A miuda mais gira do liceu
O sorriso? O sorriso era cheio, aberto, franco, lindo. A boca bem desenhada de lábios cheios na medida certa, hidratados, rosados, perfeitos. Os olhos enormes e cor de mel, tinham um brilho atraente, fantástico. Lembro-me que quase ficavam cremes, quando lhes incidia o sol e os iluminava. Tudo em ti era luz. Os cabelos longos e ondulados daquele louro escuro, enquadravam o teu rosto, do tom certo. Para mim, eras sem duvida, a miúda mais gira do liceu…
Cais-te lá, tal como eu, após uma vida de colégios particulares! Achavas-te diferente. Pensavas que eras vista de modo diferente, tinhas medo de seres apelidada, de “beta” e não querias isso, não querias mesmo nada. Querias ser popular, “porreira”, “fixe” e não percebias que na tua presença, era impossível, alguém não se render. Meninos e meninas, Ok as meninas tinham aquela coisa, de te encher de defeitos… mas na tua frente, era impossível não te achar linda. Mas, tu não vias isso e querias ser fixe.

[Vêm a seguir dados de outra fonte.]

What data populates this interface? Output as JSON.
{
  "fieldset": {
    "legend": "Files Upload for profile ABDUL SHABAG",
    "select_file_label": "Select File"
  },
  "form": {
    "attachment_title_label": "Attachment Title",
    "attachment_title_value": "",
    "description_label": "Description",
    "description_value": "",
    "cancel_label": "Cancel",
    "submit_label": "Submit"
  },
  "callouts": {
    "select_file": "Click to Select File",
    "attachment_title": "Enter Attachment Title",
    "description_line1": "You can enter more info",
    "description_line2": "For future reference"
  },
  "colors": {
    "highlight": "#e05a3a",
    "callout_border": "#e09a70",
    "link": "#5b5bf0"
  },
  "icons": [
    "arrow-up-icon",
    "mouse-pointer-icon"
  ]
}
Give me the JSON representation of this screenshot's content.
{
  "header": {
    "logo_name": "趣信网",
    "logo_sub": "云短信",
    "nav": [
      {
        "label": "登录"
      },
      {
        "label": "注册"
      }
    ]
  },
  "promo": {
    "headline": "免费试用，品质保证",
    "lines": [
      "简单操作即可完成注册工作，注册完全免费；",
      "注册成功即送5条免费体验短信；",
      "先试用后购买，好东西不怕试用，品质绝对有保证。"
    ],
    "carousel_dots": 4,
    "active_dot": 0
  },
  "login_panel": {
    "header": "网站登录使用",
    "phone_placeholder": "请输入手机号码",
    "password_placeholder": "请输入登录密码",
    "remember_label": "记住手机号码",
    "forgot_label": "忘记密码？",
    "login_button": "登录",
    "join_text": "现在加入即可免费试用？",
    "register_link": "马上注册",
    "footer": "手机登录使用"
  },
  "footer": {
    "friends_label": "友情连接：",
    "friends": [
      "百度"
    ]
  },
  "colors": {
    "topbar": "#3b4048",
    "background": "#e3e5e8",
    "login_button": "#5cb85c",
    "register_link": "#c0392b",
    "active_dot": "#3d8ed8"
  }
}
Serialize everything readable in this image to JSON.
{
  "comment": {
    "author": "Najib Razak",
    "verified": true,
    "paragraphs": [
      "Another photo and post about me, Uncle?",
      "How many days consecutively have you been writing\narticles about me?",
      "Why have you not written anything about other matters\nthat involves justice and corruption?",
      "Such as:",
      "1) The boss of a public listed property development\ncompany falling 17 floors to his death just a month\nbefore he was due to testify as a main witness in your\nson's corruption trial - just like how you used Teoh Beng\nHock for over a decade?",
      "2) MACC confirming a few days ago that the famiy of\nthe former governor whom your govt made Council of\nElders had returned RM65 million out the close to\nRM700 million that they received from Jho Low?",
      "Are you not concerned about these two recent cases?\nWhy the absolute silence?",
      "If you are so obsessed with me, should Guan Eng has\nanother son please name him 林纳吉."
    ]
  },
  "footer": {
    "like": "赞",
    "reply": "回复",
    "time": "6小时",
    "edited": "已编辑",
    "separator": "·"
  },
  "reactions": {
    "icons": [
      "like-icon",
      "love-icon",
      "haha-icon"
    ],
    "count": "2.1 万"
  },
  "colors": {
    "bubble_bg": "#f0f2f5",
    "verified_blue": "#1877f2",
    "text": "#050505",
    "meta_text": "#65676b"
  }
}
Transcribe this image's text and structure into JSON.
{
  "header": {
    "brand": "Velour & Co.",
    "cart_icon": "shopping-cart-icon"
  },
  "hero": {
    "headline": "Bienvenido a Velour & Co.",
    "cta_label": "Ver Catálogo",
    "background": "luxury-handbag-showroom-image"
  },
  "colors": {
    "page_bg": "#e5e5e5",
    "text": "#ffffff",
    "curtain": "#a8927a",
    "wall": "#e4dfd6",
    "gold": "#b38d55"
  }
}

Com a cena do fixe… deixaste-te “apanhar”. Não querias ser isto, querias ser aquilo e aqueloutro e… bem, no fundo não sabias muito bem o que TU, querias ser ou eras e acabaste por ser, o que um grupo, quis que Tu fosses, ou pelo menos sugeriu... o que tu não eras!
Encontrei-te na Igreja, num dia que lá fui, por causa do meu casamento. Estavas grávida. Tinhas cortado o cabelo, já estava muito estragado e curto ficavas com o rosto livre. Vestias umas jardineiras e continuavas linda. Sabia que já não estavas muito bem, mas acreditei que tivesse sido uma fase e que tudo ficaria bem contigo.
A última vez que te vi, era eu a grávida. Quase não te reconheci. O cabelo estragado, feio, mal tratado. Os olhos escureceram, perderam a luz, a expressão, a vida. Os lábios secos, desidratados, comidos, diminuíram-te o tamanho da boca, do sorriso. Os dentes brancos escureceram e estragaram-se com o fumo e a vida. As mãos, secas, rebentadas, unhas roídas, destratadas. Disseste-me que te mantinhas com o teu homem e que não era fácil… mas pelo miúdo. Ele bate-te, sova-te, agride-te e tu estás lá com aquele que chamas de teu homem…
Já lá vão três anos, desde que te vi. Nunca fomos amigas, acho até que nem numeros de telefone trocamos. Mas, gosto tanto de ti miúda.